キムタクが岐阜にやってきた

信長まつりが終わって三日経った。
この三日間、めざましテレビにめっちゃ映っとったね!インターネットにもいっぱい記事が出たね!という会話が岐阜のいたるところで繰り広げられていた。これは知り合いが映っていたとか自分たちの村まで紹介してもらったとかいう話ではない。「岐阜県」が全国的なメディアで取り上げられているなんて、というレベルの話である。岐阜という存在がこんなにも可視化されることこの先絶対ないもんねという確信を持ってみんな信長まつりのニュースを反芻している。全国のみんな、これからも岐阜が存在してること忘れないでね。


信長まつり当日、私は山奥にいた。
薪になりそうな木をいくらか切り倒したから取りにおいで、との連絡を受け、獣の気配がヤバい山里を半日うろついて過ごした。そんな場所でも今日キムタクやな、岐阜チャン録画せんとかん、という会話を聞きまくったのだから本当にキムタクはすごい。
その後テレビをつけると「ミニオンズ」のクライマックスシーンみたいな光景が広がっていた。信じられない量の人間が道路をみっちり塞いで蠢いている。これは本当に岐阜か?パラレルワールドにおける岐阜じゃないのか。ここは岐阜なのにこんなにも人がいて大丈夫なのだろうか。しかしみんなとても楽しそうだ。県外から来た人が岐阜で楽しそうにしている。すごいなあ。
そんな気持ちが浮かぶ映像が次々と流れてくる。
キムタクは岐阜に存在しててもかっこよかった。さすがキムタクである。
こんな熱狂的な群衆に囲まれて歩くなんて、普通の人間なら恐怖しか感じられない気がする。やはり芸能人はそのあたりの心構えが違うのだろうか。
まつりの前日、キムタクが岐阜羽島駅に到着したときの動画もいろんなところから流れてきた。
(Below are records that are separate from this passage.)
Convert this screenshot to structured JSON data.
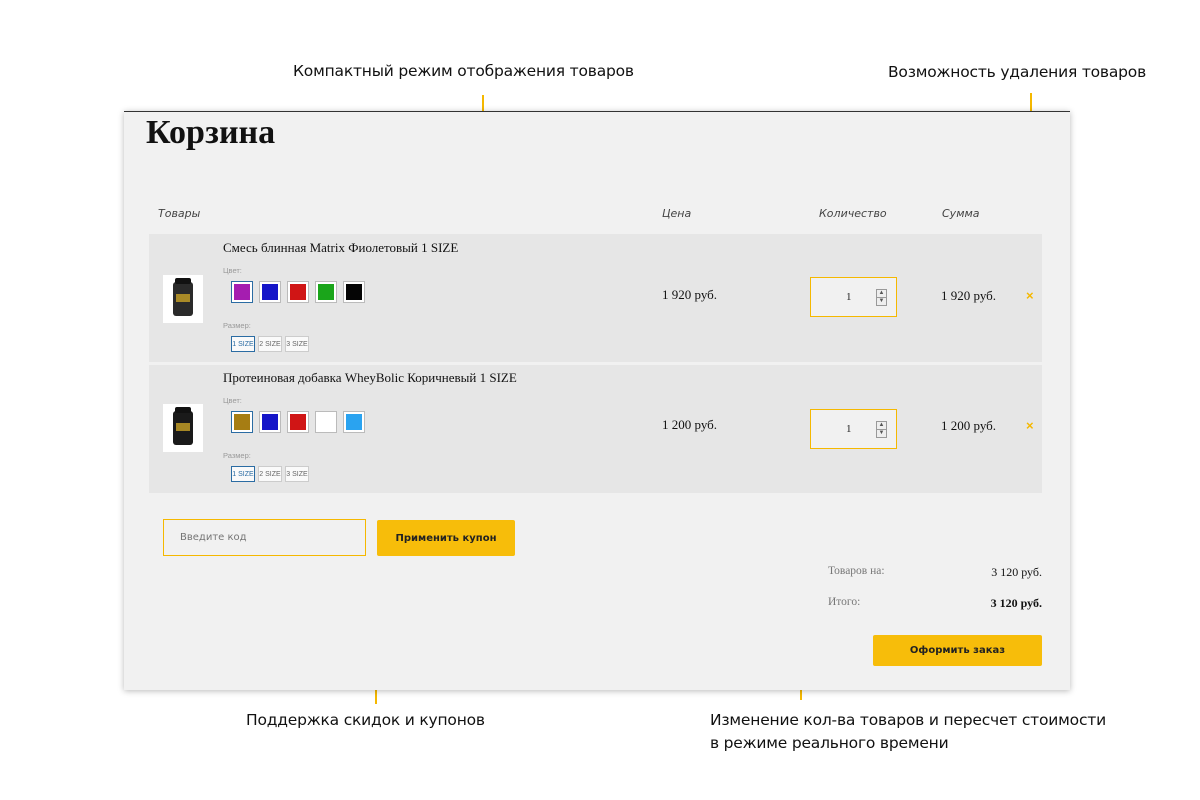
{
  "annotations": {
    "compact": "Компактный режим отображения товаров",
    "remove": "Возможность удаления товаров",
    "coupons": "Поддержка скидок и купонов",
    "realtime_line1": "Изменение кол-ва товаров и пересчет стоимости",
    "realtime_line2": "в режиме реального времени"
  },
  "cart": {
    "title": "Корзина",
    "columns": {
      "products": "Товары",
      "price": "Цена",
      "quantity": "Количество",
      "sum": "Сумма"
    },
    "color_label": "Цвет:",
    "size_label": "Размер:",
    "items": [
      {
        "name": "Смесь блинная Matrix Фиолетовый 1 SIZE",
        "thumb_color": "#2a2a2a",
        "colors": [
          "#a51db0",
          "#1515c8",
          "#d01515",
          "#1aa51a",
          "#050505"
        ],
        "selected_color": 0,
        "sizes": [
          "1 SIZE",
          "2 SIZE",
          "3 SIZE"
        ],
        "selected_size": 0,
        "price": "1 920 руб.",
        "quantity": "1",
        "sum": "1 920 руб.",
        "remove_icon": "×"
      },
      {
        "name": "Протеиновая добавка WheyBolic Коричневый 1 SIZE",
        "thumb_color": "#1a1a1a",
        "colors": [
          "#a67d13",
          "#1515c8",
          "#d01515",
          "#ffffff",
          "#2aa3f0"
        ],
        "selected_color": 0,
        "sizes": [
          "1 SIZE",
          "2 SIZE",
          "3 SIZE"
        ],
        "selected_size": 0,
        "price": "1 200 руб.",
        "quantity": "1",
        "sum": "1 200 руб.",
        "remove_icon": "×"
      }
    ],
    "coupon": {
      "placeholder": "Введите код",
      "button": "Применить купон"
    },
    "totals": {
      "items_label": "Товаров на:",
      "items_value": "3 120 руб.",
      "total_label": "Итого:",
      "total_value": "3 120 руб."
    },
    "checkout_button": "Оформить заказ"
  },
  "colors": {
    "accent": "#f5b800",
    "button": "#f7bd0a",
    "panel": "#f1f1f1",
    "row": "#e6e6e6",
    "selected_border": "#2b6ca3"
  }
}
それもまたすさまじい歓声が上がっており、改札前に一体どれほどの人が集まっていたのだろうと思わせるものだったが、キムタクはそこをスタスタとごく普通な感じで歩いていく。さすがである。
マジ岐阜県警が試されるときやな……とか岐阜にこんな緊張感漂うの、関ヶ原の合戦以来なんやないかな……とかテレビの前で好き勝手言っていた我々だが、大きなトラブルが起きることなく終わって本当によかった。


信長まつりの余韻は長く続いている。
孫の知り合いの知り合いの知り合いが当選しとったんやてぇ、パレードの写真送ってもらったでちょっと見たってぇ、と我が事のように嬉しそうな笑顔でみんなに言って回る人もいれば、当選した人に誘われて現場に行くことを当日までずっと黙っていた、何故ならその情報によってトラブルに巻き込まれるのが怖かったから、という慎重派の人もおり、「実はあのとき」トークが次から次へとあふれてくる。誰のどんな体験談も臨場感あふれる話しっぷりが面白い。
あまりにも個人的な体験すぎてインターネットには書けない話ばかりを立て続けに聞けているのだが、むしろそれはとても贅沢なことのような気がする。物語にできない無数の物語がこの世には結構あるということを、インターネット大好き人間の我々はつい忘れがちである。
「キムタクなんて一生この目では見られないと思ってた、こんなこともう二度とないと思う」と涙交じりに語る人も多かった。
芸能界を引退したわけではないのだし、イベントを調べて東京に行けばいくらでも会えるのではないか、二度とないは大袈裟ではないか、とは全然思わない。
そりゃあ死ぬ気になれば大抵の人は何でもできるだろう。何度も死ぬ気を出して東京と岐阜を何度も往復して、そうすれば残りの生涯で何度でもキムタクを見ることができるかもしれない。
けれど涙を浮かべて「二度とない」と言っている人にとって、それらの理屈は少しズレたツッコミでしかない。お金や手間を惜しんでいるわけではなく、なんというか、人生の送り方の問題に近いものがあり、その人たちにとってはこの地で生活していく限り本当に「二度とない」イベントだったのだ。
スターの方から来てくれる、これが地方に生きて地方で死ぬ人間にとってどれほどありがたいことか。
よかったねぇよかったねぇ、などと相槌を打ちつつそんなことを思う私なのだった。


それにしても岐阜県民の伊藤英明に対する好感度の高さもなかなかのものである。
今回キムタクを連れてきてくれてありがとねぇ、というのはもちろんだが、その前にまず「いつも岐阜のこと忘れないでいてくれてありがとねぇ」という気持ちがある。岐阜県民同士の「キムタクがやってくるなんてすごい」という会話には大抵「でも伊藤英明は前から来てくれてるもんね」「伊藤英明って故郷大事にしてて偉いよね」が付いてくる。伊藤英明の岐阜愛を決して無視したくない岐阜県民たちである。
今回改めて動画などを見ると伊藤英明もめちゃくちゃかっこよくて、やっぱり「芸能人」という感じだ。そんな「芸能人」という感じになってもなお尻毛らへんをうろうろしてくれるなんて気取ってなくていいなと思う(しかしキムタクは「尻毛」という地名に対して何か言いたくならなかったのだろうか)。


そんなこんなで県内が一斉に沸いた一週間だった。
キムタク的にはここまで大騒ぎされるなんてめんどくさいことになったなという気持ちになったかもしれないが、ほんの少しでも岐阜って面白いところも若干あるなと思ってもらえたのなら嬉しい。これからも岐阜をよろしく。